April 1, 2019
The days are running into each other as spring comes into full force. Time has become more spacious with the situation we are all in. Observing nature around us can be a way to relax and feel connected. As I take time to observe the changes that spring brings, I have begun to hear the new songs of our neotropical migrants coming to nest and raise their young. A while back in February and early March we began to see our first neotropical birds arriving, the swallows. Neotropical birds are birds that breed in Canada and the United States during our summers and spend our winters in Mexico, Central America, South America or the Caribbean islands. The next Neotropical to arrive came in the middle of March. It is the Orange-crowned warbler, Leothlypis celata, a small, grayish to olive-green bird that is drab yellow overall. Its lovely trill of a song is one of the first to be heard in early spring. The trill can be confused with the song of the Dark-eyed junco, who is not a migrant and begins singing in January. The way I tell them apart is that the junco’s song has a steady, unwavering staccato rhythm. The Orange-crowned warbler on the other hand has a song that can remain on a single pitch or oscillate slightly in the middle and end on a distinctive rising or falling note – chee chee chee chew chew. The song pattern varies enough that individual males can be told apart by the version they sing. Four distinct subspecies nest in North America and they are distinguished by their coloration. We have the subspecies called Leothlypis celata subsp lutescens which is the brightest yellow.

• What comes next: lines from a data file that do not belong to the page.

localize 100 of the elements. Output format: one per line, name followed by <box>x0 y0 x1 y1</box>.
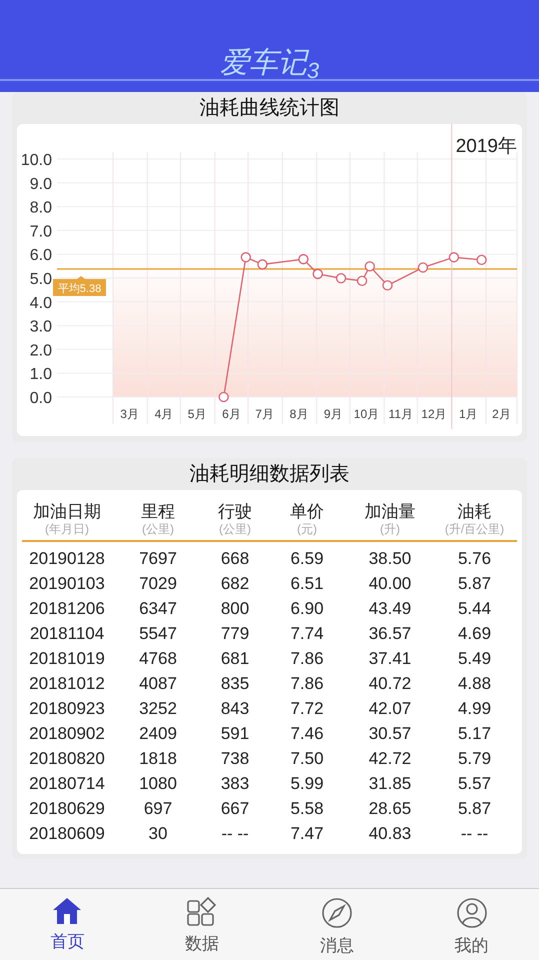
table-cell: 5.87 <box>458 799 492 818</box>
table-cell: 7.46 <box>290 724 324 743</box>
x-axis-label: 10月 <box>354 407 380 421</box>
table-cell: 383 <box>220 774 250 793</box>
table-cell: 5.58 <box>290 799 324 818</box>
y-axis-label: 0.0 <box>30 390 52 407</box>
ref-line-label: 平均5.38 <box>58 282 102 295</box>
data-point <box>382 280 393 291</box>
table-cell: 5.44 <box>458 599 492 618</box>
table-cell: 42.07 <box>368 699 412 718</box>
y-axis-label: 8.0 <box>30 200 52 217</box>
column-unit: (公里) <box>218 522 252 536</box>
table-cell: 4768 <box>139 649 177 668</box>
table-cell: 4.99 <box>458 699 492 718</box>
x-axis-label: 2月 <box>492 407 511 421</box>
compass-icon <box>320 897 353 929</box>
table-cell: 42.72 <box>368 749 412 768</box>
x-axis-label: 5月 <box>188 407 206 421</box>
x-axis-label: 12月 <box>421 407 447 421</box>
data-point <box>364 261 375 272</box>
y-axis-label: 6.0 <box>30 247 52 264</box>
table-cell: 40.83 <box>368 824 412 843</box>
table-cell: 6347 <box>139 599 177 618</box>
table-cell: 6.51 <box>290 574 324 593</box>
column-unit: (年月日) <box>44 522 90 536</box>
table-cell: 3252 <box>139 699 177 718</box>
table-cell: -- -- <box>460 824 488 843</box>
table-cell: 2409 <box>139 724 177 743</box>
table-title: 油耗明细数据列表 <box>188 462 350 487</box>
table-cell: 697 <box>144 799 172 818</box>
table-cell: 20181104 <box>30 624 104 643</box>
column-header: 里程 <box>140 502 176 522</box>
column-header: 油耗 <box>456 502 492 522</box>
table-cell: 7.72 <box>290 699 324 718</box>
table-cell: 668 <box>220 549 250 568</box>
tab-button[interactable]: 数据 <box>134 889 270 960</box>
data-point <box>336 273 346 284</box>
table-cell: 7.74 <box>290 624 324 643</box>
table-cell: 5.49 <box>458 649 492 668</box>
tab-button[interactable]: 我的 <box>404 889 539 960</box>
data-point <box>257 259 268 270</box>
user-icon <box>456 897 488 929</box>
table-cell: 7.86 <box>290 649 324 668</box>
table-cell: 20181012 <box>29 674 105 693</box>
table-cell: 20181206 <box>29 599 105 618</box>
table-cell: 1080 <box>139 774 177 793</box>
x-axis-label: 11月 <box>388 407 414 421</box>
table-cell: 30.57 <box>368 724 412 743</box>
grid-icon <box>186 897 218 927</box>
table-cell: 800 <box>220 599 250 618</box>
y-axis-label: 5.0 <box>30 271 52 288</box>
table-cell: 28.65 <box>368 799 412 818</box>
table-cell: 667 <box>220 799 250 818</box>
table-cell: 591 <box>220 724 250 743</box>
table-cell: 40.00 <box>368 574 412 593</box>
table-cell: 779 <box>220 624 250 643</box>
y-axis-label: 9.0 <box>30 176 52 193</box>
table-cell: 20180714 <box>29 774 105 793</box>
tab-button[interactable]: 首页 <box>0 889 135 960</box>
y-axis-label: 4.0 <box>30 294 52 312</box>
table-cell: 4.69 <box>458 624 492 643</box>
table-cell: 6.59 <box>290 549 324 568</box>
home-icon <box>52 897 82 925</box>
data-point <box>448 252 460 262</box>
data-point <box>240 252 251 262</box>
table-cell: 4087 <box>139 674 177 693</box>
column-header: 加油日期 <box>32 502 102 522</box>
table-cell: 5.17 <box>458 724 492 743</box>
average-tag: 平均5.38 <box>53 276 106 296</box>
column-header: 行驶 <box>217 502 253 522</box>
column-header: 单价 <box>289 502 325 522</box>
column-unit: (升) <box>379 522 401 536</box>
tab-button[interactable]: 消息 <box>270 889 404 960</box>
y-axis-label: 1.0 <box>30 366 52 384</box>
table-cell: 20181019 <box>29 649 105 668</box>
column-unit: (公里) <box>141 522 175 536</box>
x-axis-label: 9月 <box>324 407 343 421</box>
x-axis-label: 7月 <box>255 407 274 421</box>
x-axis-label: 4月 <box>154 407 174 421</box>
table-cell: -- -- <box>221 824 249 843</box>
x-axis-label: 6月 <box>222 407 241 421</box>
table-cell: 843 <box>220 699 250 718</box>
table-cell: 7.47 <box>290 824 324 843</box>
y-axis-label: 2.0 <box>30 342 52 360</box>
table-cell: 5547 <box>139 624 177 643</box>
table-cell: 4.88 <box>458 674 492 693</box>
x-axis-label: 1月 <box>458 407 478 421</box>
table-cell: 682 <box>220 574 250 593</box>
table-cell: 7029 <box>139 574 177 593</box>
table-cell: 7.50 <box>290 749 324 768</box>
table-cell: 7.86 <box>290 674 324 693</box>
table-cell: 738 <box>220 749 250 768</box>
table-cell: 43.49 <box>368 599 412 618</box>
table-cell: 20180609 <box>29 824 105 843</box>
table-cell: 835 <box>220 674 250 693</box>
table-cell: 7697 <box>139 549 177 568</box>
table-cell: 36.57 <box>368 624 412 643</box>
table-cell: 5.99 <box>290 774 324 793</box>
table-cell: 20190103 <box>29 574 105 593</box>
column-header: 加油量 <box>364 502 416 522</box>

These lively warblers build their nests on the ground. This may be to avoid nest predation. I have found several right next to walking paths. Warblers are gleaners who play an important part in insect control on our trees. They spend much of their time looking for and eating small invertebrates such as aphids, ants, beetles, spiders, flies and caterpillars. Warblers also eat berries, fruits, seeds, and will use sap wells drilled by woodpeckers. It is always a thrill to hear the first Orange-crowned warbler in my neighborhood knowing that they have successfully made a long journey and that spring is on its way!
While I am trying to take a decent photo of this fast-moving warbler another striking warbler comes into my view. It is my first Common yellowthroat, Geothylpis trichas, of the year. Now this is what I think of as a spectacular warbler with a bright yellow chest and belly and a black and white mask that make it stand out from the vegetation. Last year I wrote a blog about this striking bird, having observed one with a few insects in its mouth to feed some babies. It is early for feeding and this bird appears to be checking me out carefully as I take photos. The Common Yellowthroat is a gleaner of invertebrates, picking off small insects from bark and leaves on or near the ground. They live in areas that have dense vegetation and some water such as marshes, wetlands, and riparian areas though they can also be found upland where there is dense vegetation. Since Common yellowthroats are migrant birds they are only here until August or September. Then they fly down to warmer areas such as the central coast of California or all the way down to Central America. As I watch the Common yellowthroat an Orange-crowned warbler lands on the branch next to it and I get a chance not only to compare them, but I also take a photo and hope for the best. The yellowthroat song is completely different from the other warbler. It is a witchy-ta, witchy-ta, witchy-ta, with a loud harsh chip as their call note. Of course, the coloration is distinctively different and even the shape of the two birds appears different. The Orange-crowned seeming slenderer, longer in profile whereas the Yellowthroat seems rounder and shorter.
I wonder how these two get along and what their interactions are like. They both nest on or near the ground and eat the same food. Do they fight for territory? Or is there just enough difference in their habits that they can live harmoniously? As I watch they go their separate ways, probably back to the more important work of finding a mate. With a renewed sense of gratitude for the bounty of spring I continue down the path.